Das Potenzial in Sachen Digitalisierung ist groß – und die Lösungen für die Umsetzung sind ­ausgereift. Das will Siemens auf der SPS IPC Drives 2018 deutlich machen.

Hallenplan von Siemens auf der SPS IPC Drives 2018 Bildquelle: © Siemens

Der Hallenplan von Siemens auf der SPS IPC Drives 2018

Im Mittelpunkt des über 4000 Quadratmeter großen Messestands auf der SPS IPC Drives stehen neue Produkte, Lösungen und Services aus dem Digital-Enterprise-Portfolio, welche die Verschmelzung der realen mit der virtuellen Welt ermöglichen sollen. Wie schon auf der zurückliegenden Hannover Messe will Siemens mit dem Messemotto ‚Digital Enterprise – Implement now!‘ verdeutlichen, dass die technischen Voraussetzungen für Industrie 4.0 geschaffen sind, und das mit konkreten Entwicklungen und Applikationen – unter anderem aus den Bereichen Additive Manufacturing und Roboter-Integration – zeigen. Dazu gehören auch Chancen und Einsatzmöglichkeiten von Künstlicher Intelligenz.

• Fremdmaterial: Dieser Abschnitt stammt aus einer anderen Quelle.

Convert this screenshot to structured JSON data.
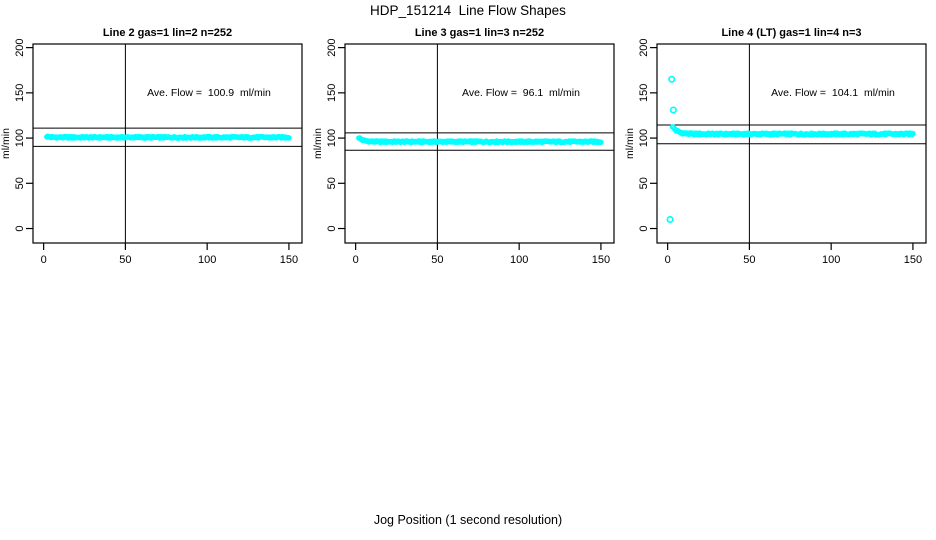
{
  "chart_data": {
    "type": "scatter",
    "title": "HDP_151214  Line Flow Shapes",
    "xlabel": "Jog Position (1 second resolution)",
    "ylabel": "ml/min",
    "x_ticks": [
      0,
      50,
      100,
      150
    ],
    "y_ticks": [
      0,
      50,
      100,
      150,
      200
    ],
    "xlim": [
      -6.5,
      158
    ],
    "ylim": [
      -16,
      204
    ],
    "grid": false,
    "legend": "none",
    "marker_color": "#00FFFF",
    "axis_color": "#000000",
    "panels": [
      {
        "title": "Line 2 gas=1 lin=2 n=252",
        "ave_flow_label": "Ave. Flow =  100.9  ml/min",
        "ave_flow": 100.9,
        "n": 252,
        "ref_lines_y": [
          111.0,
          90.8
        ],
        "vline_x": 50,
        "band": {
          "x_start": 2,
          "x_end": 150,
          "n": 252,
          "y_start": 101.8,
          "y_settle": 100.8,
          "settle_x": 8,
          "jitter": 0.8
        },
        "outliers": []
      },
      {
        "title": "Line 3 gas=1 lin=3 n=252",
        "ave_flow_label": "Ave. Flow =  96.1  ml/min",
        "ave_flow": 96.1,
        "n": 252,
        "ref_lines_y": [
          105.7,
          86.5
        ],
        "vline_x": 50,
        "band": {
          "x_start": 2,
          "x_end": 150,
          "n": 252,
          "y_start": 100.5,
          "y_settle": 96.0,
          "settle_x": 10,
          "jitter": 0.8
        },
        "outliers": []
      },
      {
        "title": "Line 4 (LT) gas=1 lin=4 n=3",
        "ave_flow_label": "Ave. Flow =  104.1  ml/min",
        "ave_flow": 104.1,
        "n": 3,
        "ref_lines_y": [
          114.5,
          93.7
        ],
        "vline_x": 50,
        "band": {
          "x_start": 3,
          "x_end": 150,
          "n": 248,
          "y_start": 113.0,
          "y_settle": 104.5,
          "settle_x": 12,
          "jitter": 1.0
        },
        "outliers": [
          [
            1.5,
            10
          ],
          [
            2.5,
            165
          ],
          [
            3.5,
            131
          ]
        ]
      }
    ]
  }
}
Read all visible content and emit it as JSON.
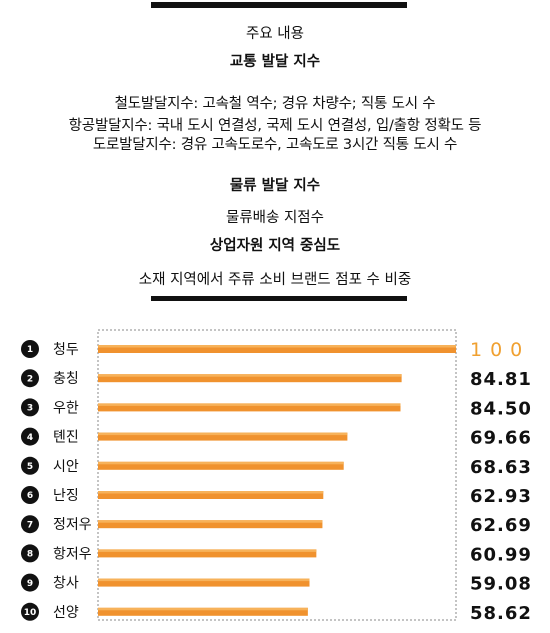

Mit Industrial Edge stellt Siemens ein dezentrales Datenverarbeitungskonzept nahe an der Maschine und am Fertigungsprozess vor, das als ideale Ergänzung zum Cloud Computing mit Mindsphere gesehen wird.

Digitalisierung live

Ein Showcase veranschaulicht die Implementierung des Digital-Enterprise-Konzepts im Maschinenbau. So sind bei einer Maschine zur Qualitätsinspektion von Flaschen industrielle Software und Automatisierung nahtlos integriert – mit einem gemeinsamen Datenmodell. Dieser ganzheitliche Ansatz wird aus Sicht eines Maschinenbauers entlang der gesamten Wertschöpfungskette demonstriert: vom Maschinenkonzept und der Simulation über das Engineering, die Inbetriebnahme und den Betrieb bis hin zu den Services. Durch die digitalen Zwillinge von Produkt, Produktion und Performance profitieren Anwender laut Siemens von kürzeren Entwicklungs- und Produktionszeiten, von flexiblen und vollautomatisierten Fertigungskonzepten sowie effizienten Prozessen. Zugleich werden eine hohe Qualität und die Einhaltung strenger Sicherheitsstandards sichergestellt. Die Verbindung zu MindSphere ermöglicht wiederum die kontinuierliche Erfassung und Analyse von Maschinendaten. 

Modulare Produktion

Für die Wettbewerbsfähigkeit in Branchen wie der Pharmaindustrie oder der Feinchemie wird das schnelle Reagieren auf wechselnde Marktanforderungen immer wichtiger. Möglich wird dies mit modularen Produktionsanlagen. In diesem Bereich zeigt Siemens flexibel kombinierbare Module, die mit so genannten MTPs (Module Type Packages) ausgerüstet sind. Durch die genormten Schnittstellen und Protokolle lassen sich diese Maschinen und Teilanlagen einfach in eine Gesamtanlage integrieren. Wie das funktioniert, wird am Messestand am Beispiel einer Zentrifuge (Separator) der Firma GEA gezeigt: Diese ist bereits mit einer eigenen Steuerung und MTPs ausgestattet und kann damit einfach in ein übergeordnetes Leitsystem eingebunden werden.